Articolo di Ruben De Francesco
Sin dal principio 2046 (2004) di Wong Kar-wai ci trascina in un viaggio tra una realtà dai connotati onirici e un mondo alternativo, futuristico e sfocato, quasi indecifrabile. Un mondo simile alla Hong Kong dei tardi anni sessanta a cui Kar-wai conferisce un tratto volutamente vago e accennato, definendola attraverso dei paesaggi dati dai volti dei protagonisti, avvolti nel fumo e nelle luci al neon che si stagliano nella notte cupa del delta del Fiume delle Perle. Ciò che però emerge chiaramente è la narrazione degli eventi storici che in quegli anni caratterizzano il Porto Profumato, in mandarino 香港, che lo resero riottoso, esplosivo e in continuo mutamento.
Quattro archi narrativi tratteggiano la storia di Chow Mo-wan, nata in Days of being wild (阿飛正傳; 1990) e proseguita in In the Mood for Love (花樣年華; 2000). Una storia malinconica, che come avviene tipicamente nelle storie del regista hongkonghese viene presentata in ordine non cronologico. Essa è delineata in tre storie d’amore dello scrittore e in una quarta sottotrama sul romanzo fantascientifico scritto dal protagonista: 2046, un mondo futuristico in cui anime sole, grazie a un treno immenso cercano di raggiungere un luogo dove è possibile ritrovare gli amori passati. Tutto ciò, complice una fotografia alienante e sporca, capace di trasmettere una nostalgia di luoghi mai vissuti, genera una sensazione di smarrimento che ci proietta nel flusso di coscienza di Chow, narrato dalla sua voce fuoricampo. Il film ci presenta l’evoluzione di protagonista, che dal devoto “family man” di In the Mood for Love, travolto dall’amarezza e dal dolore della perdita di Su Li-zhen si trasforma in un casanova che rifugge una qualsiasi stabilità, inseguito dai fantasmi del passato.

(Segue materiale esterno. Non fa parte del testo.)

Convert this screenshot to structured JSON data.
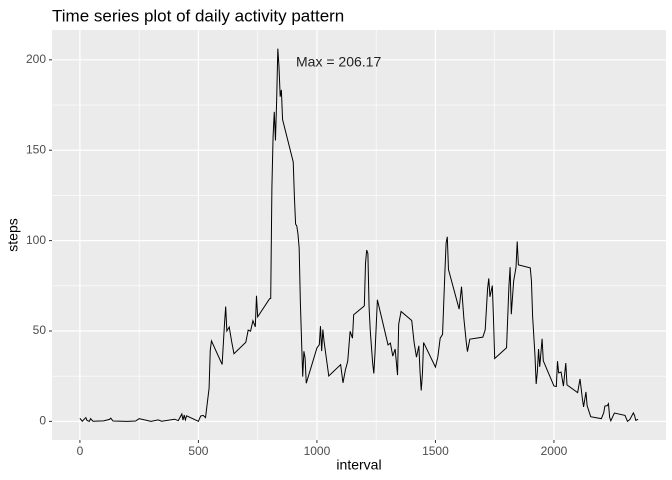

Dopo essere fuggito all’equatore, nella calda Singapore, ed aver qui intessuto una relazione con una giocatrice d’azzardo misteriosa che segna il primo vano tentativo di Chow di dimenticare il suo amore idealizzato per la prima Su di In the Mood for Love, decide di tornare ad Hong Kong. Qui il protagonista si abbandona allo scorrere lento del tempo, rifugiandosi nella precarietà di un motel dove finirà per caso, dopo aver rincontrato Lulù di Days of being Wild, che casualmente risiede proprio nella stanza 2046, lo stesso numero della stanza che aveva fatto da ambientazione alla sua relazione con Su in In the Mood for Love. Il giorno dopo, Chow cercherà di affittare proprio quella stanza, che però non è disponibile, dal momento che Lulù, la notte prima, è stata uccisa da un amante geloso. Dunque il protagonista decide di sistemarsi nella stanza accanto, la 2047.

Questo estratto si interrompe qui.